Grasping the promise of the Annapolis conference and the Arab initiative means saying yes to 78% and withdrawing to the 1967 lines on the West Bank, including East Jerusalem, and on the Golan Heights. There can be reciprocal and minor modifications to those lines, such as land swaps, that would allow for incorporating the vast majority of settlers into Israel’s new and internationally recognized borders, but the basic parameters of the deal are pretty clear. Israel would be wise to seize the post-Annapolis moment, while the Arab consensus on the Saudi initiative still holds and before there is a further waning of American influence in the region.
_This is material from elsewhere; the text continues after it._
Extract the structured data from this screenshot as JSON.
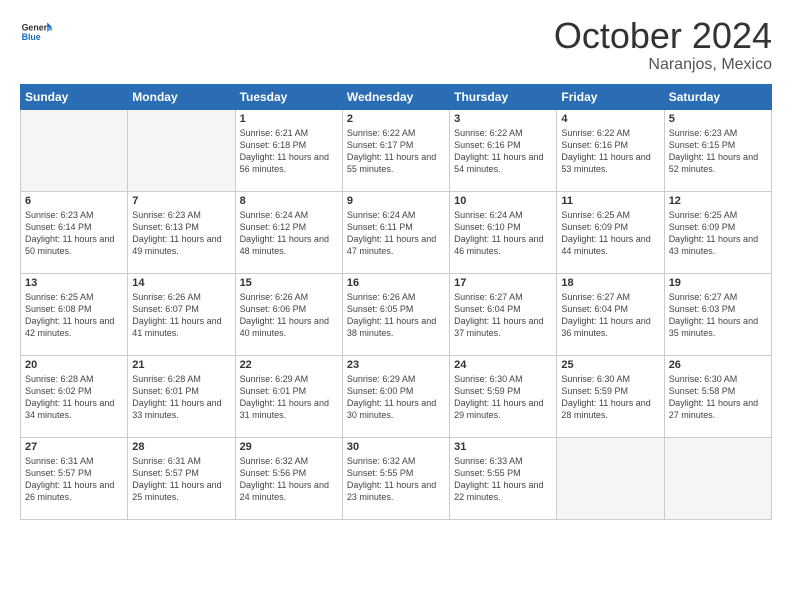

It would be cozy and comforting if all this could be achieved in accordance with Bush’s division of the world into moderates and extremists, but that is as intellectually lazy as it is practically unachievable. The challenge to the Annapolis framework is not only the need to summon the political courage to embrace the 78% option, it is also to build a more inclusive process that creates openings for actors who will be crucial to the credibility and sustainability of any secure peace — in particular Hamas. Engaging Hamas, even indirectly, will not be easy, but Hamas, too, is inching toward an acceptance of the 1967 lines. In the context of an agreement that enjoys Arab consensus, an end of occupation and an acceptance of its own political role, Hamas’s acquiescence is far from inconceivable.

Annapolis represents Israel getting to yes with the Arab world. Now Israel and its supporters in America should declare a resounding yes to 78%. Last time I checked, we were a people who recognized a good deal when we saw one.

Daniel Levy is a senior fellow at the New America Foundation and The Century Foundation. He served in the Israeli Prime Minister’s Office under Ehud Barak and was an official negotiator at the Oslo II and Taba peace talks.